Care for Kids has been developing its mission, dubbed Project X, for more than a year and now is looking for support from major foundations. The organization has the $275,000 it needs to cover the first two years of Opportunity Rox, but it would take $1 million to build it up, Baker said.
If things go as planned, Care for Kids would start with one group of 20 teens, add a group each year, and follow them until they graduate.
Getting more attention
Though there aren’t many organizations that focus solely on foster youth, the number is growing.
United Way of Central Indiana began a program called Connected by 25 in 2008 to work with current and emancipated foster-care youth on financial literacy, college readiness and finding housing.
Connected by 25 works with about 300 young people in Marion County, Director Sam Criss said, and about half of them are teens still in the system.
“Younger kids are always an appealing group of kids to work with because they’re young, and they’re cute,” Criss said. “Older kids, especially teenagers, have been ignored.”
The result is that 40 percent become homeless, 50 percent don’t finish high school, and a quarter are incarcerated within two years of “aging out” of the system, according to research compiled by San Francisco-based Honoring Emancipated Youth.
Indiana had more than 12,000 kids in the foster system in 2009. About 800 in the Indianapolis area are ages 14 to 18, Criss said. Obviously, there’s room to reach out to more foster teens, he said. He added, though, that it’s difficult work.
“They are tough,” he said. “They do have a lot of trauma and emotional baggage they carry with them.”
The Nina Mason Pulliam Charitable Trust is supporting two programs aimed at foster kids in Indiana. One of them matches foster kids with “educational champions.” Another gets them involved in shaping state policy on the system.
Though foster-care youth have become a higher priority in the past five years, the Pulliam trust wants evidence that new programs are going to make a difference, CEO Harriet Ivey said.
“How they’re going about it, and how they’re able to demonstrate the impact of what they’re doing – that is very, very important,” Ivey said. “Funds aren’t growing.”
Changing focus
Care for Kids began in 1995 as the Guardian Home Foundation and raised more than $11 million for renovation and expansion of the home, which was an emergency shelter that served as a gateway to the foster-care system.

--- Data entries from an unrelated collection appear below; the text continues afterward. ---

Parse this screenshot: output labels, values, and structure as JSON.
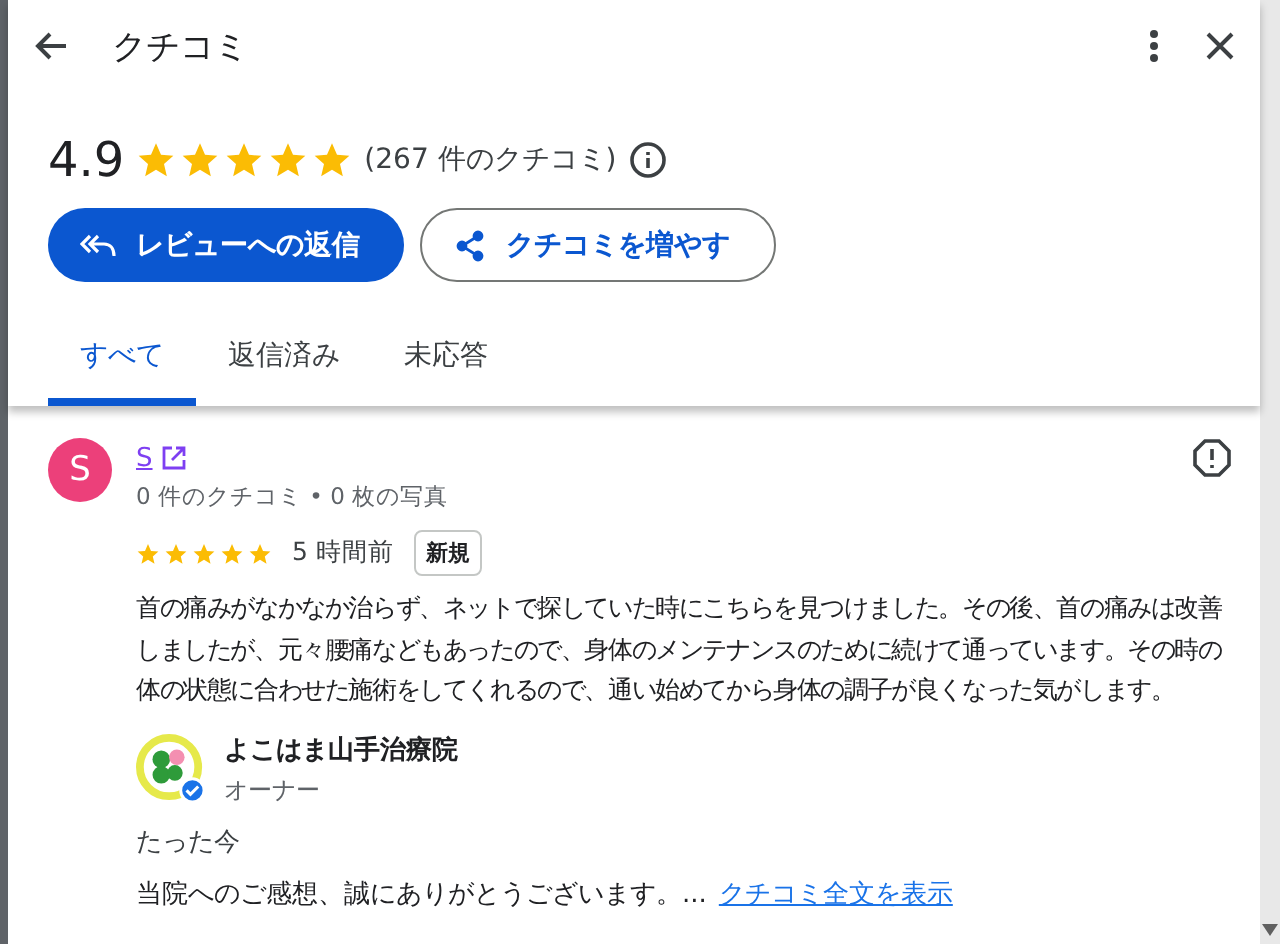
{
  "header": {
    "title": "クチコミ"
  },
  "summary": {
    "rating": "4.9",
    "stars": 5,
    "count": "(267 件のクチコミ)"
  },
  "buttons": [
    {
      "label": "レビューへの返信",
      "kind": "primary"
    },
    {
      "label": "クチコミを増やす",
      "kind": "outline"
    }
  ],
  "tabs": [
    {
      "label": "すべて",
      "selected": true
    },
    {
      "label": "返信済み",
      "selected": false
    },
    {
      "label": "未応答",
      "selected": false
    }
  ],
  "review": {
    "avatar_letter": "S",
    "author": "S",
    "meta": "0 件のクチコミ • 0 枚の写真",
    "stars": 5,
    "time": "5 時間前",
    "badge": "新規",
    "text": "首の痛みがなかなか治らず、ネットで探していた時にこちらを見つけました。その後、首の痛みは改善しましたが、元々腰痛などもあったので、身体のメンテナンスのために続けて通っています。その時の体の状態に合わせた施術をしてくれるので、通い始めてから身体の調子が良くなった気がします。",
    "reply": {
      "name": "よこはま山手治療院",
      "role": "オーナー",
      "time": "たった今",
      "text": "当院へのご感想、誠にありがとうございます。...",
      "more_link": "クチコミ全文を表示"
    }
  }
}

The Guardian Home, in Irvington, closed in July 2009 after the Indiana Department of Child Services stopped referring kids there, part of a policy to avoid having kids in institutional settings.

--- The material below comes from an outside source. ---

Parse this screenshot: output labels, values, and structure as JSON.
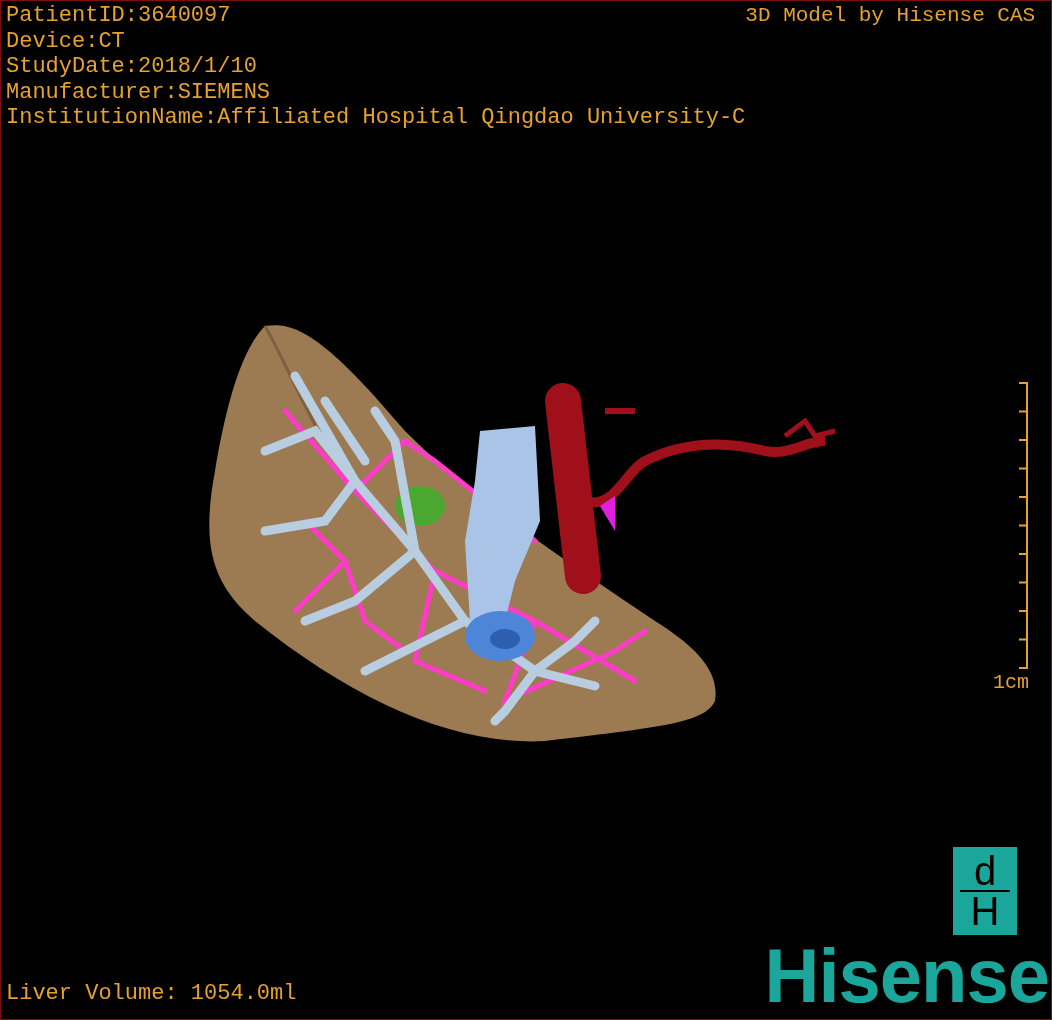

Care for Kids, run by a group of volunteers, moved on to other projects. It created the “Hearts Remembered Memorial” at Crown Hill Cemetery for 699 children various institutions had buried in graves marked only by numbers. Then the group began sending foster kids to summer camp.

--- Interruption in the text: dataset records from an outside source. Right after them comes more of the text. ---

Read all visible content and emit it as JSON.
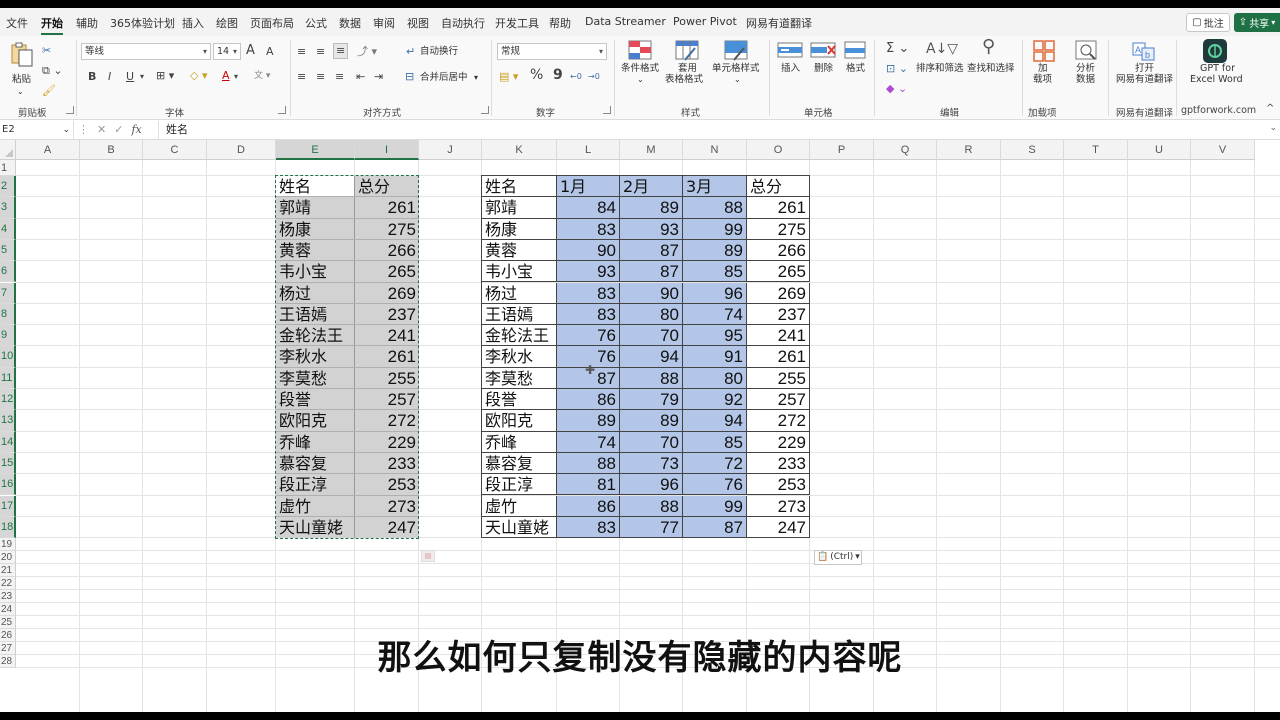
{
  "tabs": [
    {
      "label": "文件",
      "active": false
    },
    {
      "label": "开始",
      "active": true
    },
    {
      "label": "辅助",
      "active": false
    },
    {
      "label": "365体验计划",
      "active": false
    },
    {
      "label": "插入",
      "active": false
    },
    {
      "label": "绘图",
      "active": false
    },
    {
      "label": "页面布局",
      "active": false
    },
    {
      "label": "公式",
      "active": false
    },
    {
      "label": "数据",
      "active": false
    },
    {
      "label": "审阅",
      "active": false
    },
    {
      "label": "视图",
      "active": false
    },
    {
      "label": "自动执行",
      "active": false
    },
    {
      "label": "开发工具",
      "active": false
    },
    {
      "label": "帮助",
      "active": false
    },
    {
      "label": "Data Streamer",
      "active": false
    },
    {
      "label": "Power Pivot",
      "active": false
    },
    {
      "label": "网易有道翻译",
      "active": false
    }
  ],
  "header_buttons": {
    "comment": "批注",
    "share": "共享"
  },
  "ribbon": {
    "clipboard": {
      "paste": "粘贴",
      "group": "剪贴板"
    },
    "font": {
      "name": "等线",
      "size": "14",
      "group": "字体",
      "bold": "B",
      "italic": "I",
      "underline": "U",
      "grow": "A",
      "shrink": "A"
    },
    "alignment": {
      "wrap": "自动换行",
      "merge": "合并后居中",
      "group": "对齐方式"
    },
    "number": {
      "format": "常规",
      "percent": "%",
      "comma": "9",
      "group": "数字"
    },
    "styles": {
      "conditional": "条件格式",
      "table_line1": "套用",
      "table_line2": "表格格式",
      "cell_styles": "单元格样式",
      "group": "样式"
    },
    "cells": {
      "insert": "插入",
      "delete": "删除",
      "format": "格式",
      "group": "单元格"
    },
    "editing": {
      "sort": "排序和筛选",
      "find": "查找和选择",
      "group": "编辑"
    },
    "addins": {
      "line1": "加",
      "line2": "载项",
      "group": "加载项"
    },
    "analyze": {
      "line1": "分析",
      "line2": "数据"
    },
    "youdao": {
      "line1": "打开",
      "line2": "网易有道翻译",
      "group": "网易有道翻译"
    },
    "gpt": {
      "line1": "GPT for",
      "line2": "Excel Word",
      "group": "gptforwork.com"
    }
  },
  "formula_bar": {
    "name_box": "E2",
    "fx": "fx",
    "value": "姓名"
  },
  "columns": [
    "A",
    "B",
    "C",
    "D",
    "E",
    "I",
    "J",
    "K",
    "L",
    "M",
    "N",
    "O",
    "P",
    "Q",
    "R",
    "S",
    "T",
    "U",
    "V"
  ],
  "rows": [
    "1",
    "2",
    "3",
    "4",
    "5",
    "6",
    "7",
    "8",
    "9",
    "10",
    "11",
    "12",
    "13",
    "14",
    "15",
    "16",
    "17",
    "18",
    "19",
    "20",
    "21",
    "22",
    "23",
    "24",
    "25",
    "26",
    "27",
    "28"
  ],
  "left_table": {
    "headers": [
      "姓名",
      "总分"
    ],
    "rows": [
      [
        "郭靖",
        "261"
      ],
      [
        "杨康",
        "275"
      ],
      [
        "黄蓉",
        "266"
      ],
      [
        "韦小宝",
        "265"
      ],
      [
        "杨过",
        "269"
      ],
      [
        "王语嫣",
        "237"
      ],
      [
        "金轮法王",
        "241"
      ],
      [
        "李秋水",
        "261"
      ],
      [
        "李莫愁",
        "255"
      ],
      [
        "段誉",
        "257"
      ],
      [
        "欧阳克",
        "272"
      ],
      [
        "乔峰",
        "229"
      ],
      [
        "慕容复",
        "233"
      ],
      [
        "段正淳",
        "253"
      ],
      [
        "虚竹",
        "273"
      ],
      [
        "天山童姥",
        "247"
      ]
    ]
  },
  "right_table": {
    "headers": [
      "姓名",
      "1月",
      "2月",
      "3月",
      "总分"
    ],
    "rows": [
      [
        "郭靖",
        "84",
        "89",
        "88",
        "261"
      ],
      [
        "杨康",
        "83",
        "93",
        "99",
        "275"
      ],
      [
        "黄蓉",
        "90",
        "87",
        "89",
        "266"
      ],
      [
        "韦小宝",
        "93",
        "87",
        "85",
        "265"
      ],
      [
        "杨过",
        "83",
        "90",
        "96",
        "269"
      ],
      [
        "王语嫣",
        "83",
        "80",
        "74",
        "237"
      ],
      [
        "金轮法王",
        "76",
        "70",
        "95",
        "241"
      ],
      [
        "李秋水",
        "76",
        "94",
        "91",
        "261"
      ],
      [
        "李莫愁",
        "87",
        "88",
        "80",
        "255"
      ],
      [
        "段誉",
        "86",
        "79",
        "92",
        "257"
      ],
      [
        "欧阳克",
        "89",
        "89",
        "94",
        "272"
      ],
      [
        "乔峰",
        "74",
        "70",
        "85",
        "229"
      ],
      [
        "慕容复",
        "88",
        "73",
        "72",
        "233"
      ],
      [
        "段正淳",
        "81",
        "96",
        "76",
        "253"
      ],
      [
        "虚竹",
        "86",
        "88",
        "99",
        "273"
      ],
      [
        "天山童姥",
        "83",
        "77",
        "87",
        "247"
      ]
    ]
  },
  "paste_options": "(Ctrl)",
  "subtitle": "那么如何只复制没有隐藏的内容呢",
  "colors": {
    "accent": "#217346",
    "selection_blue": "#b4c6e7",
    "copied_gray": "#d2d2d2"
  }
}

Care for Kids’ new mission began taking shape last summer, when artist and teacher Kate Morgan introduced an art-therapy curriculum at the annual camp.
Morgan, who is pursuing a master’s degree in philanthropic studies, later became the organization’s executive director and first paid staff person. She created Opportunity Rox with the goal of expanding teens’ world views while teaching lessons such as how to behave at dinner in a restaurant.
Camp and weekend outings might not sound like much, but Morgan said, “If you have nothing, this is a tremendous contribution to that child’s life.”
Care for Kids will select the first 20 teens next summer after a week-long camp at Bradford Woods in Morgan County that will be limited to 60 participants.
The board of directors is looking to get involved on a more personal level, so Morgan is counting on them to help lead outings. Tracking the kids’ progress over four years will be a job unto itself, Morgan acknowledged. She’s talking to a liaison at the Department of Child Services to set up that system.